Due to its size, this treatise on mezcal and other agave spirits is published in several parts, as follows:
- Part 1: Introduction, Aztec Mythology, the Agave
- Part 2: Pulque
- Part 3: Mezcal – history, legal requirements
- Part 4: Agaves, terroir, harvest, baking
- Part 5: Fermentation, distillation, maturation, the “worm”

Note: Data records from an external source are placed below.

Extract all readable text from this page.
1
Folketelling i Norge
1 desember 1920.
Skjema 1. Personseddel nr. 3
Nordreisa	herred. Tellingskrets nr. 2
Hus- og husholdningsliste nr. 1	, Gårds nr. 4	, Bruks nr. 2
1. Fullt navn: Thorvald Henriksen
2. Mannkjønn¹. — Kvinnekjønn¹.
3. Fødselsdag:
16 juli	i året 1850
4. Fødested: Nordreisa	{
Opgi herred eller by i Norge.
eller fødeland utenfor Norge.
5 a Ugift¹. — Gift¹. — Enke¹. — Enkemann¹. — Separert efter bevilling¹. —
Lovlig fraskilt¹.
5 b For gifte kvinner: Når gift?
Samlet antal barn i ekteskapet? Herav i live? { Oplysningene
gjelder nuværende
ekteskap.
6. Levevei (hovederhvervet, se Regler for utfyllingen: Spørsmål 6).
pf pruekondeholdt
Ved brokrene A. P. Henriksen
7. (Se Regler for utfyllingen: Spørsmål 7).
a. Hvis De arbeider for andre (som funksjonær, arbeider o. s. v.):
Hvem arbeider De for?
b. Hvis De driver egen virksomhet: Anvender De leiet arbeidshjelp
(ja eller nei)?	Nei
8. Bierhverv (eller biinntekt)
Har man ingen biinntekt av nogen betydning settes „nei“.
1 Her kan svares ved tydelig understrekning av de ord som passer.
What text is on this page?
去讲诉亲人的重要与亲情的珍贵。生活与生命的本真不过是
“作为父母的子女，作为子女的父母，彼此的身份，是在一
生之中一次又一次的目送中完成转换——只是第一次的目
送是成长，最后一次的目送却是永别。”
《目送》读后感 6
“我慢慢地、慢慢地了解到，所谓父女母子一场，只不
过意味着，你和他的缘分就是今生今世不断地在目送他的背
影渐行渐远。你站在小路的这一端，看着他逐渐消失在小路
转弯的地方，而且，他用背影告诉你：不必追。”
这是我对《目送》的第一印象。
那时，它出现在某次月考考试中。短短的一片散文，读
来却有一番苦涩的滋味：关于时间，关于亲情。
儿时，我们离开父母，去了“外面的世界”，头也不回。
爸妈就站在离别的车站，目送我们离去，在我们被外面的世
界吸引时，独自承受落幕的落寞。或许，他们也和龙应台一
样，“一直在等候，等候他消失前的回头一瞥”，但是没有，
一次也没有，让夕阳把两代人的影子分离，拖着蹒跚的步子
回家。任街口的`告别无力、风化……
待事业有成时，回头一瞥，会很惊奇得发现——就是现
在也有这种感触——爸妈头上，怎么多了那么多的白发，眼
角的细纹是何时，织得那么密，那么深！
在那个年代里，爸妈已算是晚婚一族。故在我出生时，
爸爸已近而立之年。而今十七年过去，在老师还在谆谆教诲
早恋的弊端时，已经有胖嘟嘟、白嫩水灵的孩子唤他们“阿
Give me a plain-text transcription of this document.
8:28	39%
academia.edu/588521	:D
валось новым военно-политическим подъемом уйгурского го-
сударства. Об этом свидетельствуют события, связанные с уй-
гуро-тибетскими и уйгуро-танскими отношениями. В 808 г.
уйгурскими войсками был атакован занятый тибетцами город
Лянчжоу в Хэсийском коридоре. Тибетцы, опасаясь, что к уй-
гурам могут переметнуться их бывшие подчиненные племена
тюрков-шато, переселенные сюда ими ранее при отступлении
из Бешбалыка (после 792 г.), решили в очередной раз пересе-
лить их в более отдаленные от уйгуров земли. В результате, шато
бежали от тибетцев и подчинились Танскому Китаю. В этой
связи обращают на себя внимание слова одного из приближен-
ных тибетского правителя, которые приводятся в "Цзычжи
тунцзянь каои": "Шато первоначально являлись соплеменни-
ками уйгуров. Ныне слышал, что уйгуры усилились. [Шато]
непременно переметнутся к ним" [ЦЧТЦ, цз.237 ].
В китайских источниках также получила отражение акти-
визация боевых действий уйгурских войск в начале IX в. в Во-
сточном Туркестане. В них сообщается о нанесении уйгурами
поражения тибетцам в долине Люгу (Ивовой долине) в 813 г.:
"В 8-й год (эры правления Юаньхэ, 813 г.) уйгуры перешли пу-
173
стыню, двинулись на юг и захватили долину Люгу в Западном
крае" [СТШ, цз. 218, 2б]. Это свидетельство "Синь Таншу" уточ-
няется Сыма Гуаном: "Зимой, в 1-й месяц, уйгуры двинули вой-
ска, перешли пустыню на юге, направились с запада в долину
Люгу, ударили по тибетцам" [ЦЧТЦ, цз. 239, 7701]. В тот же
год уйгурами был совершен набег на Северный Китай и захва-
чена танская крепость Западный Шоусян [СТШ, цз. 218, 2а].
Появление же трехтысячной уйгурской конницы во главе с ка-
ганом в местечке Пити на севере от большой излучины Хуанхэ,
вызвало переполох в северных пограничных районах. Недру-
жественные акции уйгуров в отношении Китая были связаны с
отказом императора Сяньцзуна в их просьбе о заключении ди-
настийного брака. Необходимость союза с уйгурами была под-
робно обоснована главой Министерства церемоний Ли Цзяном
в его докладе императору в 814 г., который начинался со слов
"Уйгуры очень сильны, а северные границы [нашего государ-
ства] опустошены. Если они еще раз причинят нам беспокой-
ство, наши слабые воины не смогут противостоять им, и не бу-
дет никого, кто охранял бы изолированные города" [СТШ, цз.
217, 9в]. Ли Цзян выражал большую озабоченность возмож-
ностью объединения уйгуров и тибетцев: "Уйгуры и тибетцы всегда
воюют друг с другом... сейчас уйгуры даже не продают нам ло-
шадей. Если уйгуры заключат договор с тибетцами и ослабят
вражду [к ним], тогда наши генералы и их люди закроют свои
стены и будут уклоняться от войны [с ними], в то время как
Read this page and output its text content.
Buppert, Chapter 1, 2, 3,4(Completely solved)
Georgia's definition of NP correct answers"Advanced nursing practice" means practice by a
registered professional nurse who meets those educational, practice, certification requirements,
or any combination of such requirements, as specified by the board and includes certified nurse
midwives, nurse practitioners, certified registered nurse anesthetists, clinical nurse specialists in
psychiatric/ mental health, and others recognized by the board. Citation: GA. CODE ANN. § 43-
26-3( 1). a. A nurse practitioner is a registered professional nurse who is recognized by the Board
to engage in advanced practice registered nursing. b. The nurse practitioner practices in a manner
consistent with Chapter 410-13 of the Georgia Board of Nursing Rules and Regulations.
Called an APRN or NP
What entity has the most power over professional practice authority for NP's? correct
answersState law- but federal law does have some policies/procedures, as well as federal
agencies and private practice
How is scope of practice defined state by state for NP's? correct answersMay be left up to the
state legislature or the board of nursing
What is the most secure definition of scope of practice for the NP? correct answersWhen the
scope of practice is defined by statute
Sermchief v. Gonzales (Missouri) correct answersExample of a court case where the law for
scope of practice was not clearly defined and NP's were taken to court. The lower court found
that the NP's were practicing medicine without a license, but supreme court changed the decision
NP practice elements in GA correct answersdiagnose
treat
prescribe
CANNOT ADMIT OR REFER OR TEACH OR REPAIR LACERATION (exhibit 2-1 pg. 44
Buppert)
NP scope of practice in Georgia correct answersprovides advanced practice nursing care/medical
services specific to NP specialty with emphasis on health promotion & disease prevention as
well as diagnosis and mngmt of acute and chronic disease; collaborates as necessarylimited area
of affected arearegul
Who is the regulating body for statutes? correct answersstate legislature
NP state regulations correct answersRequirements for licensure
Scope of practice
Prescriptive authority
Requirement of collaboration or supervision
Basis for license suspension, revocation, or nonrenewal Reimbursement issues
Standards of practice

- Part 6: Traditional manufacture and international corporations
- Part 7: Tequila – history and legal requirements
- Part 8. Tequila – Agave, terroir, harvesting, baking
- Part 9. Tequila – fermentation, distillation, maturation, additives
- Part 10. Sustainability
- Part 11. Bacanora, Raicilla, Sikua, Sotol, Destillado de Agave
History of the Mezcal
It is unclear where the name “mezcal” comes from. However, the prevailing opinion is that it comes from Nahuatl and is derived from the words metl (agave) and ixcalli (cooked). Both words combined result in mexcalli, which means nothing else than “cooked agave”. [1-24] [2-64]   
The first distillation
Mezcal is one of the oldest spirits in the Americas, along with those made from sugar cane. Most historians are of the opinion that distillation became known in Mexico after the Spanish reached the country. The latter are said to have started distilling mezcal in the mid to late 16th century. Since pulque was already known, it was obvious to make a distillate from agave.[1-19] [1-24] [2-18]       However, early written evidence suggests that distillation was already being used in the first half of the 16th century. In 1536, Toribio de Benavente Motolinia writes of a drink called “mexcalli” in “Historia de los Indios de la Nueva España”.   It is also said that as early as 1546 Spanish soldiers were obliged to mix their drinking water with an agave distillate, as the drinking water was contaminated with parasites and bacteria, which of course were not yet known at the time. 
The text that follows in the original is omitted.